Continuity of the corporate doctrine

DEFINITION of the Business Continuity Doctrine

The going concern doctrine is a tax principle applicable to corporate mergers and acquisitions. The doctrine maintains that, to qualify as a tax-deferred reorganization, the acquiring entity must either continue the historical activity of the target company or use a substantial part of the business assets of the target in the course of its activities.

In summary, the doctrine applies to how taxes are treated when a business changes hands. The acquiring entity must maintain the operational activity or retain most of the assets when two entities merge to achieve tax-deferred status. It is vital for many fusions, including the inverted triangle fusion.

BREAKING the Continuity of the Commercial Enterprise Doctrine

The going concern doctrine only applies to the business activities and assets of the target company, not the acquiring company. Thus, in a situation where most of a company’s assets are sought to be sold (divested), one way of ensuring compliance with the going concern doctrine is to make this company the acquirer rather than the target. It is a technique that has been approved by the IRS.

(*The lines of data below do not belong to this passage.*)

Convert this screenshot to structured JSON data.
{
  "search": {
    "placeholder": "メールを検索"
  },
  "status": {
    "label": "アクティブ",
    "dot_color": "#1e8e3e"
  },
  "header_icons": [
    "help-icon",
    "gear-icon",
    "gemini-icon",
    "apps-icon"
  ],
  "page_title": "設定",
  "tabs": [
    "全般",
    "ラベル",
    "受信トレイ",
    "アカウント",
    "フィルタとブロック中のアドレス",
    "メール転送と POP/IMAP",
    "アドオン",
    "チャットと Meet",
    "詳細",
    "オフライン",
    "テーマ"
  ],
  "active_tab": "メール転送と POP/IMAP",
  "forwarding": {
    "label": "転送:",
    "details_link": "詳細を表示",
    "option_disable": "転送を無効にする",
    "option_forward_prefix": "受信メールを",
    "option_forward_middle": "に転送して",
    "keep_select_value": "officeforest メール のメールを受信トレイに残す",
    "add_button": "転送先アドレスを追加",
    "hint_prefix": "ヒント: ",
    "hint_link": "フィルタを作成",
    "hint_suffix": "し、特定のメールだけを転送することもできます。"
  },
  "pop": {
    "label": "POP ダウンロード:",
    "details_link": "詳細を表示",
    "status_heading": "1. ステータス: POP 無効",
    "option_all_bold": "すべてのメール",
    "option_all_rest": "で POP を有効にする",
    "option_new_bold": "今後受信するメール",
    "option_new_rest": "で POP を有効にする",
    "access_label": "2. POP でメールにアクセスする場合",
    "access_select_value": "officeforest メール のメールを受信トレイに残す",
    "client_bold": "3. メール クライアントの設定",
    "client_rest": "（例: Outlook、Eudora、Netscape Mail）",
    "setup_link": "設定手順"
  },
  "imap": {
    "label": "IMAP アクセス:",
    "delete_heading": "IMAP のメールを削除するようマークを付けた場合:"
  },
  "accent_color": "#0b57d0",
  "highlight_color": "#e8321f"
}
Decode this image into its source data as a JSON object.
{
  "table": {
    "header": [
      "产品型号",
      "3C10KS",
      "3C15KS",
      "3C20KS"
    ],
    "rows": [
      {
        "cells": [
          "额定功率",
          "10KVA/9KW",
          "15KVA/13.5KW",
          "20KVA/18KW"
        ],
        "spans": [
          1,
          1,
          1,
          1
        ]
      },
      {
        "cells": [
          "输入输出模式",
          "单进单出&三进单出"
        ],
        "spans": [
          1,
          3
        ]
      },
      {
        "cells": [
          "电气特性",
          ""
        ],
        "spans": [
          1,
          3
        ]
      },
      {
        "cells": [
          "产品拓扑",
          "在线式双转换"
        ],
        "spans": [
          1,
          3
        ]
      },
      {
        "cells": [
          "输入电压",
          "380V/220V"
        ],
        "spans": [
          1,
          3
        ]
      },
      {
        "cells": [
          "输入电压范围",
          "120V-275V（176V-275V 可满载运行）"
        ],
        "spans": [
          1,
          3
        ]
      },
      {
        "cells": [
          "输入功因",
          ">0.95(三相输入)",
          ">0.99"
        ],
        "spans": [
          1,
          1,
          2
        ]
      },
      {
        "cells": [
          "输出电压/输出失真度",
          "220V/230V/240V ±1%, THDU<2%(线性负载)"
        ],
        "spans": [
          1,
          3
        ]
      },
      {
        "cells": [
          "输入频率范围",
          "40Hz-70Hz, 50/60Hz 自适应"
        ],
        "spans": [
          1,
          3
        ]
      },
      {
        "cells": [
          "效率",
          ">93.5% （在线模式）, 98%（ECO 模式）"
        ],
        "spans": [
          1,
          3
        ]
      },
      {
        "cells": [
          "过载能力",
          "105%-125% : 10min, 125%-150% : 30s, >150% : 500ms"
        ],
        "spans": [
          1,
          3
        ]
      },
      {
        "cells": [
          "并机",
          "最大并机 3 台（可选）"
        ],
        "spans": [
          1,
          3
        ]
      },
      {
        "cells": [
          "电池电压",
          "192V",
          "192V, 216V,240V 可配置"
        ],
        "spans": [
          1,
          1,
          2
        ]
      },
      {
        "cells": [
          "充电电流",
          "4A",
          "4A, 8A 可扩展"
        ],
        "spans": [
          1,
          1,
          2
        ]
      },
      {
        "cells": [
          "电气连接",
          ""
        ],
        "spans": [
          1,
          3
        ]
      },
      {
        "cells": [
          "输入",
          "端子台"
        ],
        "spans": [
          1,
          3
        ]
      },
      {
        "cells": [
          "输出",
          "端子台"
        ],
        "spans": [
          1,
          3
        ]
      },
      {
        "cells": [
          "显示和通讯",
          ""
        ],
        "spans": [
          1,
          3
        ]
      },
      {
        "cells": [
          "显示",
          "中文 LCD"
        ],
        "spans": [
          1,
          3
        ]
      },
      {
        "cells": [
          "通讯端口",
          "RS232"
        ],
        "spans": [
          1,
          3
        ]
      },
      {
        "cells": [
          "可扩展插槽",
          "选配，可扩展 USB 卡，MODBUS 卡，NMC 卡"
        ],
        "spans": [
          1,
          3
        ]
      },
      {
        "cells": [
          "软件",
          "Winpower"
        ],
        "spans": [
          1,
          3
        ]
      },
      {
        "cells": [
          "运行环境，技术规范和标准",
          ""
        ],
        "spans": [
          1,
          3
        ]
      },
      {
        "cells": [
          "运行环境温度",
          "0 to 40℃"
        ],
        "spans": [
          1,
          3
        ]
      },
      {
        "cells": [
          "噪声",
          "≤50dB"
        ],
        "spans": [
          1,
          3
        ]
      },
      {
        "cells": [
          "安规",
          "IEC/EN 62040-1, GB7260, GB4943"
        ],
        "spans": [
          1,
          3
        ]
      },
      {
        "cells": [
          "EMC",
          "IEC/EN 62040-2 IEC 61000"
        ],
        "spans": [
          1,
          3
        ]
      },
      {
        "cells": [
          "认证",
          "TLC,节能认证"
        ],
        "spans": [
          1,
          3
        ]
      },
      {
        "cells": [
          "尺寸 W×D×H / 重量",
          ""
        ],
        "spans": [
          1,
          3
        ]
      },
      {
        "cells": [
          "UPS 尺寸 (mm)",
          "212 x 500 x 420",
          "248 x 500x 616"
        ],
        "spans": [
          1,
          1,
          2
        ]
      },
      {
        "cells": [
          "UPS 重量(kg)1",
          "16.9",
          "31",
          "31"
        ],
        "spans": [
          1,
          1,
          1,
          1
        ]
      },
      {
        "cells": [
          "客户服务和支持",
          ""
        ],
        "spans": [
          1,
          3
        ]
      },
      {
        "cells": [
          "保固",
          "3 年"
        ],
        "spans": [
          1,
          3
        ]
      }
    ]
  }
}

Under the US federal tax code, corporate reorganizations have often received preferential treatment. However, taxes can become tricky depending on whether a transaction is a reorganization or the sale of an equity interest. For an operation to be qualified as a reorganization, thus treated favorably for tax purposes, the business continuity doctrine examines whether the shareholders of a target, before the reorganization, continued to hold a proprietary interest in the reorganized company. Essentially, it requires shareholders of a target entity to receive a significant portion of their consideration in shares of the acquiring entity. In addition, the doctrine requires that the acquiring company either continue the target’s operations or use a significant portion of the target’s assets in a commercial form. If these conditions cannot be met, the tax code treats the shareholders of the target as having sold, rather than maintained, their interest in the company and the assets of the target. Thus, the transaction would not be considered a reorganization and would be taxed at both the corporate and shareholder level.

For many business transactions, tax treatment can be an important motivating factor for a proposed transaction; although this is a highly technical matter, the doctrine of continuity of commercial enterprise is very important.